The Teagasc Agricultural Land Market Review 2024 suggests farmland values will rise by 6% in 2024. Average land values in 2023 for good quality and poor quality land were €12,308 and €6,286 per acre respectively.

This represents a percentage change for the year of 10% and 13% according to Teagasc. The most expensive land in 2023 was in Waterford at just less than €50,000 an acre, while the national average for good quality land was €20,000 an acre.

Mayo recorded the lowest value for farmland in 2023 at €2,733 an acre for poor quality land on holdings of more than 100 acres.

Dairy farmers accounted for 69% of purchases, followed by tillage at 11%. A fifth of people surveyed classified themselves as ‘other’, which includes investors or hobby farmers.

Dairy farmer Daniel Sheehan from north Cork rents land but rising costs mean he may become the first member of his family in 170 years to be forced to give up farming.

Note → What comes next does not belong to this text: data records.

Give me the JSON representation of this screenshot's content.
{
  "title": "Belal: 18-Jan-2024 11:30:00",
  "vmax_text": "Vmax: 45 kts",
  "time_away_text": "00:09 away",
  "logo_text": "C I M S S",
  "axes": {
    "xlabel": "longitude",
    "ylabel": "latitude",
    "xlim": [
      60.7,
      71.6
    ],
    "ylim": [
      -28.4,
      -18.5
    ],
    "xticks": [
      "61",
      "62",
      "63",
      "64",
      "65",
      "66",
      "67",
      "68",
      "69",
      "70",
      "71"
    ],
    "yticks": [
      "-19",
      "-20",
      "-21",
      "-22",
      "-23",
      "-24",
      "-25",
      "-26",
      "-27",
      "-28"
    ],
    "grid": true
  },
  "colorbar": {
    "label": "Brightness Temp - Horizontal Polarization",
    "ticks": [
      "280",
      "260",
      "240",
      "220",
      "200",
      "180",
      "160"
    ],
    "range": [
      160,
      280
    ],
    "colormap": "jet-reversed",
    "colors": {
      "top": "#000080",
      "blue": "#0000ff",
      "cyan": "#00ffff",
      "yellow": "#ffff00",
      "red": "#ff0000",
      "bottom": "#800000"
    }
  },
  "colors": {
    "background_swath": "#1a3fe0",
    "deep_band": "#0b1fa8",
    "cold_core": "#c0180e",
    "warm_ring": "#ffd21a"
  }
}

He said: ‘The land, it’s going back to 1840 with the same family and debt comes into play. You don’t want to be the generation that didn’t continue it on.

‘What floored me is how quickly this changed. I would have seen myself as being somewhat viable although precarious because the land was rented, but in the space of a month, I was looking at my own viability.

‘It was frightening – you just don’t expect it to happen. I’m sure I’ll survive but it’s difficult because it’s my bread and butter and it’s my life. It’s my family’s life. It was what we were born, bred and raised to do. It’s what my father before me did.

‘Of course I can change and you do what you have to do to make a living. But it’s the kind of love of my life and it’s just, I suppose, I just have to swallow that.’